Fr. Vincenzo Sabatino D’Elpidio era nato a Guardia Vomano, in provincia di Teramo, il 16 febbraio 1932. Nel 1952, dopo aver ascoltato un predicatore giunto al suo paese – p. Pio Palandrani da Mosciano Sant’Angelo – maturò la decisione di seguire il suo esempio entrando nel convento dei cappuccini di Sulmona. Purtroppo il suo desiderio di studiare e diventare sacerdote non poteva essere soddisfatto per ragioni d’età, avendo limitato i suoi studi alla frequenza della sola scuola elementare. Gli consigliarono di rimanere come fratello religioso, dicendogli che così avrebbe potuto “farsi santo più che sacerdote”. Ma per fr. Vincenzo non fu facile all’inizio accettare questa prospettiva, anche se si dedicò all’approfondimento personale delle conoscenze ascetiche e delle scritture dottrinali, con la costante volontà di fare sempre meglio per migliorare la sua salvezza e quelle anime. La sua limitata cultura fu ampiamente compensata dalla sua straordinaria fede, tanto che P. Carmine Ranieri, che negli anni scorsi fu Provinciale dei Cappuccini d’Abruzzo. Nell’apprendere la notizia della sua scomparsa lo ha descritto “Uomo di fede rocciosa e di grande energia che promanava dalla stessa possenza corporea”.

Dopo nove mesi lo mandarono al Convento di Penne, dove iniziò il noviziato, facendo la professione semplice il 13 febbraio 1954. All’inizio del 1960 fu assegnato al Convento della Madonna dei Sette Dolori dove è rimasto fino alla morte.

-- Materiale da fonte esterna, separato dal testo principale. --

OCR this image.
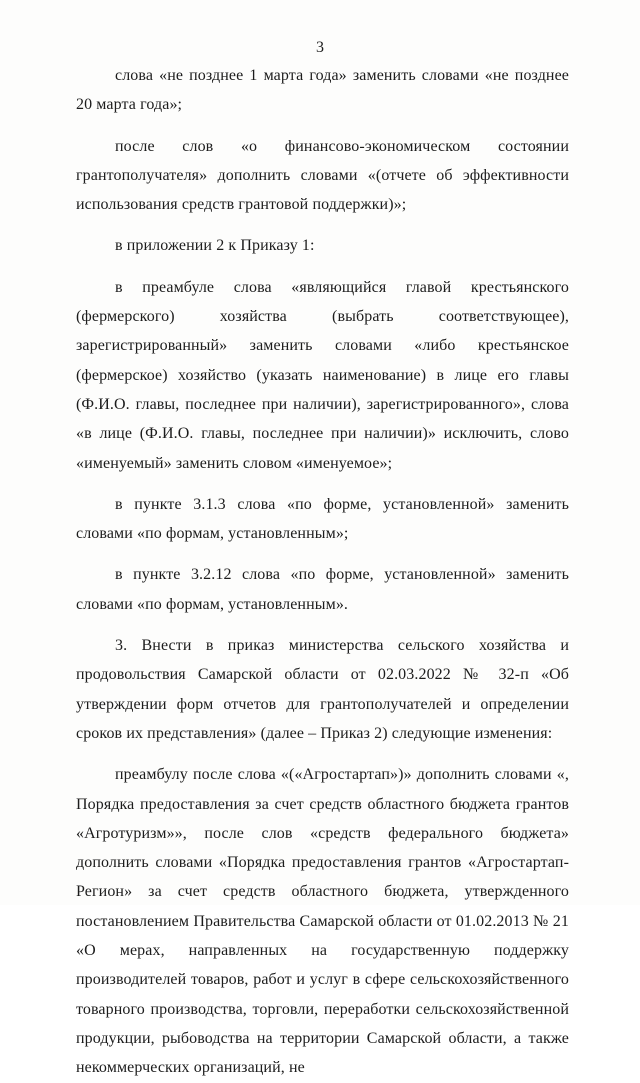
3

слова «не позднее 1 марта года» заменить словами «не позднее 20 марта года»;

после слов «о финансово-экономическом состоянии грантополучателя» дополнить словами «(отчете об эффективности использования средств грантовой поддержки)»;

в приложении 2 к Приказу 1:

в преамбуле слова «являющийся главой крестьянского (фермерского) хозяйства (выбрать соответствующее), зарегистрированный» заменить словами «либо крестьянское (фермерское) хозяйство (указать наименование) в лице его главы (Ф.И.О. главы, последнее при наличии), зарегистрированного», слова «в лице (Ф.И.О. главы, последнее при наличии)» исключить, слово «именуемый» заменить словом «именуемое»;

в пункте 3.1.3 слова «по форме, установленной» заменить словами «по формам, установленным»;

в пункте 3.2.12 слова «по форме, установленной» заменить словами «по формам, установленным».

3. Внести в приказ министерства сельского хозяйства и продовольствия Самарской области от 02.03.2022 № 32-п «Об утверждении форм отчетов для грантополучателей и определении сроков их представления» (далее – Приказ 2) следующие изменения:

преамбулу после слова «(«Агростартап»)» дополнить словами «, Порядка предоставления за счет средств областного бюджета грантов «Агротуризм»», после слов «средств федерального бюджета» дополнить словами «Порядка предоставления грантов «Агростартап-Регион» за счет средств областного бюджета, утвержденного постановлением Правительства Самарской области от 01.02.2013 № 21 «О мерах, направленных на государственную поддержку производителей товаров, работ и услуг в сфере сельскохозяйственного товарного производства, торговли, переработки сельскохозяйственной продукции, рыбоводства на территории Самарской области, а также некоммерческих организаций, не
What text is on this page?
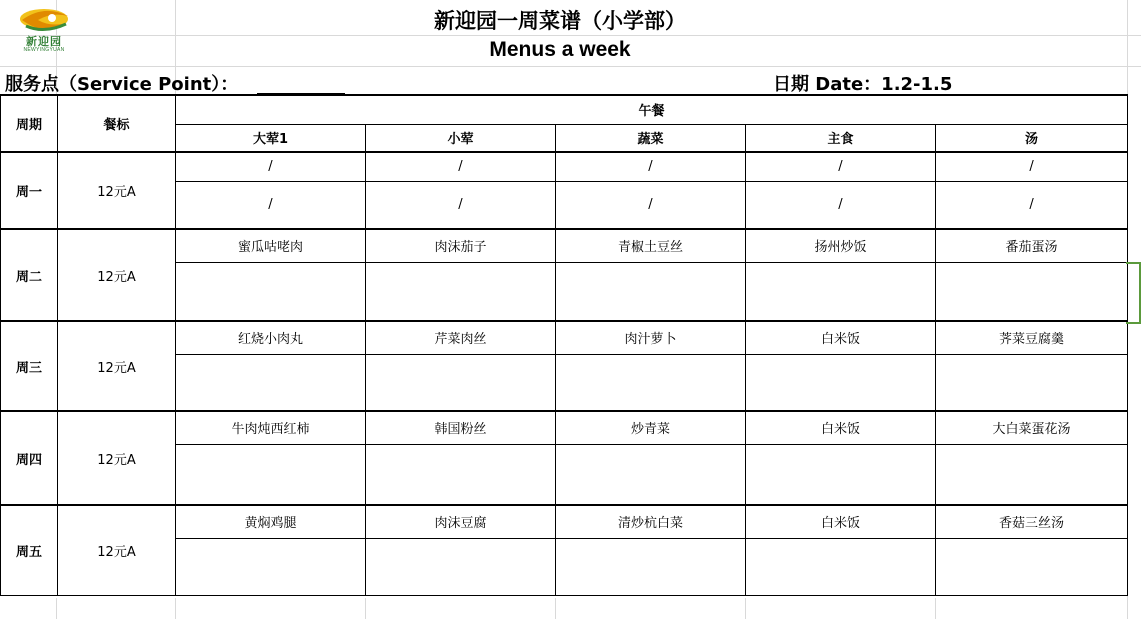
新迎园
NEWYINGYUAN
新迎园一周菜谱（小学部）
Menus a week
服务点（Service Point）：	日期 Date：1.2-1.5
周期	餐标	午餐				
		大荤1	小荤	蔬菜	主食	汤
周一	12元A	/	/	/	/	/
		/	/	/	/	/
周二	12元A	蜜瓜咕咾肉	肉沫茄子	青椒土豆丝	扬州炒饭	番茄蛋汤

周三	12元A	红烧小肉丸	芹菜肉丝	肉汁萝卜	白米饭	荠菜豆腐羹

周四	12元A	牛肉炖西红柿	韩国粉丝	炒青菜	白米饭	大白菜蛋花汤

周五	12元A	黄焖鸡腿	肉沫豆腐	清炒杭白菜	白米饭	香菇三丝汤
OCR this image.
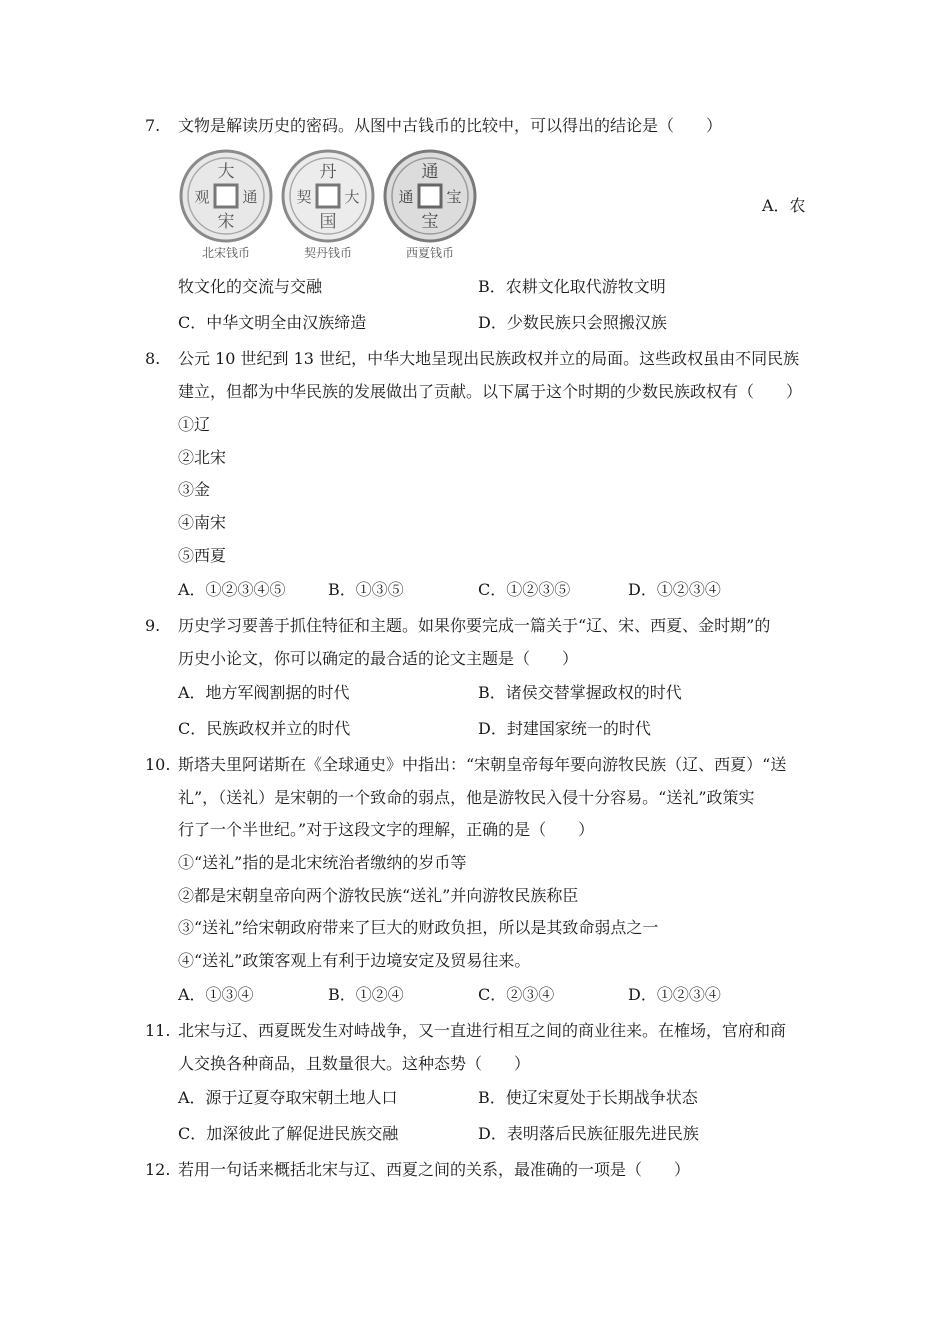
7.	文物是解读历史的密码。从图中古钱币的比较中，可以得出的结论是（　　）
大
通
宋
观
北宋钱币
丹
大
国
契
契丹钱币
通
宝
宝
通
西夏钱币
A．农
牧文化的交流与交融	B．农耕文化取代游牧文明
C．中华文明全由汉族缔造	D．少数民族只会照搬汉族
8.	公元 10 世纪到 13 世纪，中华大地呈现出民族政权并立的局面。这些政权虽由不同民族
建立，但都为中华民族的发展做出了贡献。以下属于这个时期的少数民族政权有（　　）
①辽
②北宋
③金
④南宋
⑤西夏
A．①②③④⑤	B．①③⑤	C．①②③⑤	D．①②③④
9.	历史学习要善于抓住特征和主题。如果你要完成一篇关于“辽、宋、西夏、金时期”的
历史小论文，你可以确定的最合适的论文主题是（　　）
A．地方军阀割据的时代	B．诸侯交替掌握政权的时代
C．民族政权并立的时代	D．封建国家统一的时代
10. 斯塔夫里阿诺斯在《全球通史》中指出：“宋朝皇帝每年要向游牧民族（辽、西夏）“送
礼”，（送礼）是宋朝的一个致命的弱点，他是游牧民入侵十分容易。“送礼”政策实
行了一个半世纪。”对于这段文字的理解，正确的是（　　）
①“送礼”指的是北宋统治者缴纳的岁币等
②都是宋朝皇帝向两个游牧民族“送礼”并向游牧民族称臣
③“送礼”给宋朝政府带来了巨大的财政负担，所以是其致命弱点之一
④“送礼”政策客观上有利于边境安定及贸易往来。
A．①③④	B．①②④	C．②③④	D．①②③④
11. 北宋与辽、西夏既发生对峙战争，又一直进行相互之间的商业往来。在榷场，官府和商
人交换各种商品，且数量很大。这种态势（　　）
A．源于辽夏夺取宋朝土地人口	B．使辽宋夏处于长期战争状态
C．加深彼此了解促进民族交融	D．表明落后民族征服先进民族
12. 若用一句话来概括北宋与辽、西夏之间的关系，最准确的一项是（　　）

Era allora una realtà rurale sopra la collina, con poche case intorno al convento, che negli anni il frate vide crescere a dismisura fino a diventare una città nella città. Per anni ha svolto compiti di questuante, cuciniere, contadino, cantiniere, sacrestano, che lo impegnavano dalla mattina alla sera, anche trascurando la propria salute e senza mai perdere la sua semplicità e il suo proverbiale buon umore. Mi raccontò che nei primi anni sessanta doveva gestire pure 30 pecore del Convento. Una vita piena.

Anche lo scrittore e giornalista tedesco Paul Badde – autore di “Face of God” (storia del Volto Santo di Manoppello) e di un documentario su P. Domenico da Cese per la tv americana EWTN – alla notizia della scomparsa di fr. Vincenzo e vedendo le immagini con l’immensa folla presente ai funerali nonostante le restrizioni sanitarie, mi ha scritto “Era un santo davvero. Nessuno potrà prendere il suo posto”. L’ultimo nostro incontro avvenne il 23 ottobre scorso, quando mi chiese di occuparmi personalmente della ristampa del libro contenente le testimonianze di p. Domenico da Cese, che lui stesso aveva sostenuto negli anni precedenti, facendoli poi distribuire gratuitamente tra i tanti suoi devoti. Anche quest’ultima circostanza mi permette di concludere affermando che i due frati – espressioni esemplari del francescanesimo più autentico – sembrano oggi riprendere un comune cammino, anche nell’immaginario di tante persone.